Ephesians: Again, as with Colossians, many think Paul did not write Ephesians. The arguments used against his authorship are much the same as for Colossians, and the answers are the same. Here are a few differences: in 2:11-22 Paul speaks of both Jew and Gentile being made one in Christ. They say this differs from Acts 28:24-28 where Paul speaks dimly of the fact the Jews will not accept Christ. - But the objectors miss something obvious: In Acts, Paul speaks of the Jews who still rejected Christ; in Ephesians he speaks of Jews who have accepted Christ. Further, the objectors say Paul took a dim view of marriage in 1 Cor 7; while here he is more optimistic. But in 1 Cor 7 Paul spoke of marriage and virginity/celibacy as both being graces. He was contrasting the different spiritual possibilities in 1 Cor. Here he is giving an ideal picture of the family, much like that of Colossians.
We said that the ancient witnesses who say Ephesians is by Paul are just as strong as they were for other Epistles of his, chiefly: St. Irenaeus, Clement of Alexandria, Tertullian, the Muratorian Fragment, plus heretical authors: Marcion, Basilides, and Valentinus.
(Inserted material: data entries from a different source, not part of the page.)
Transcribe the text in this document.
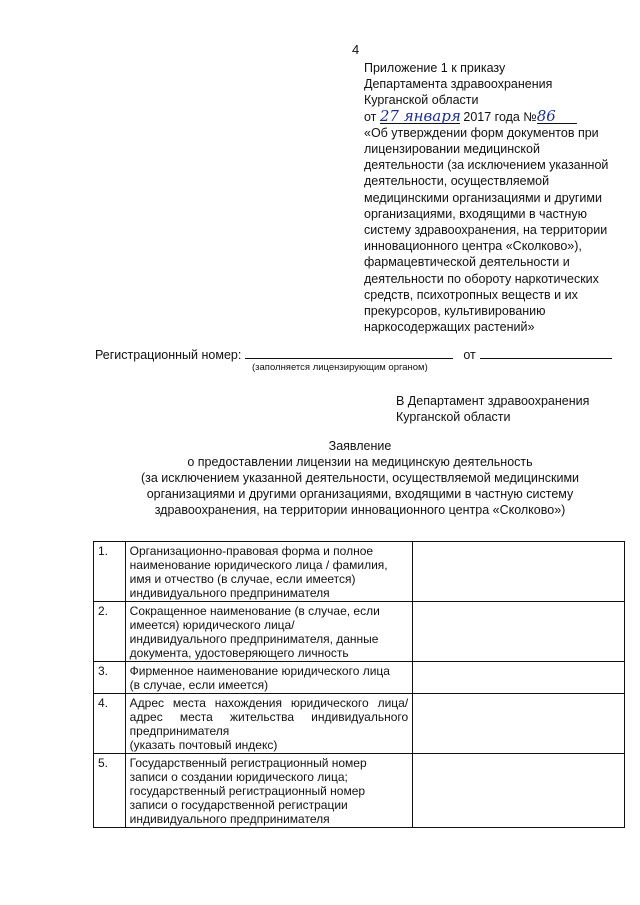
4
Приложение 1 к приказу
Департамента здравоохранения
Курганской области
от 27 января 2017 года №86
«Об утверждении форм документов при
лицензировании медицинской
деятельности (за исключением указанной
деятельности, осуществляемой
медицинскими организациями и другими
организациями, входящими в частную
систему здравоохранения, на территории
инновационного центра «Сколково»),
фармацевтической деятельности и
деятельности по обороту наркотических
средств, психотропных веществ и их
прекурсоров, культивированию
наркосодержащих растений»
Регистрационный номер:	от
(заполняется лицензирующим органом)
В Департамент здравоохранения
Курганской области
Заявление
о предоставлении лицензии на медицинскую деятельность
(за исключением указанной деятельности, осуществляемой медицинскими
организациями и другими организациями, входящими в частную систему
здравоохранения, на территории инновационного центра «Сколково»)
1.	Организационно-правовая форма и полное
наименование юридического лица / фамилия,
имя и отчество (в случае, если имеется)
индивидуального предпринимателя	

2.	Сокращенное наименование (в случае, если
имеется) юридического лица/
индивидуального предпринимателя, данные
документа, удостоверяющего личность	

3.	Фирменное наименование юридического лица
(в случае, если имеется)	

4.	Адрес места нахождения юридического лица/
адрес места жительства индивидуального
предпринимателя
(указать почтовый индекс)	

5.	Государственный регистрационный номер
записи о создании юридического лица;
государственный регистрационный номер
записи о государственной регистрации
индивидуального предпринимателя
We conclude that the external evidence easily outweighs the very weak internal evidence against Pauline authorship.
The opponents here seem to be the same as in Colossians, because of several mentions of principalities and powers: 1:21; 3:10.
There is a different problem here. The opening line is usually rendered: "Paul, an Apostle... to the holy ones who are at Ephesus... ." But several major manuscripts omit the words "at Ephesus. Further, in 1:15 and 3:1 Paul speaks as if he had not been to Ephesus. Yet we know he spent several years there.
The probable explanation is this: Ephesians was really sort of circular letter, and a blank was left, for the reader to fill in the name of the church where it was being read. The fact that circular letters are not known to have existed in that day proves nothing: Paul could still have gotten the idea.
Ephesians was probably written after Colossians. Paul is in prison - he was in several prisons. The traditional view is Rome, 61-63, but Caesarea is also possible.
Chapter 1: Here Paul speaks of predestination, but just as in Romans, it is a predestination to (full) membership in the Church.
2:8-9: Paul says that even faith, the condition for justification, is a gift of God. This does not imply a blind predestination: God offers faith to all; those who do not reject it get it. The process we explained in connection with Romans 2:14-16 is the explanation of how this works.
4:7: Here Paul speaks of grace given "according to the measure of the giving of Christ." We need to notice from the context, vv. 8- 13, that Paul speaks here of charismatic graces, not of the graces essential for salvation. These latter He offers most abundantly, without measure, since the price of redemption earned an infinite objective title for each person (cf. Gal 2:20). But charismatic graces are given without regard to merit (cf. Mt 7:21-23) according to what the Spirit wills to give (1 Cor 12:11).
5:21- 6:1: Here we have the Haustafel, the ideal picture of the family, much like that in Colossians, except here Paul adds that the union of husband and wife is like that of Christ and the Church. In v. 33 the wife should "fear" her husband. It means respect rather than fear.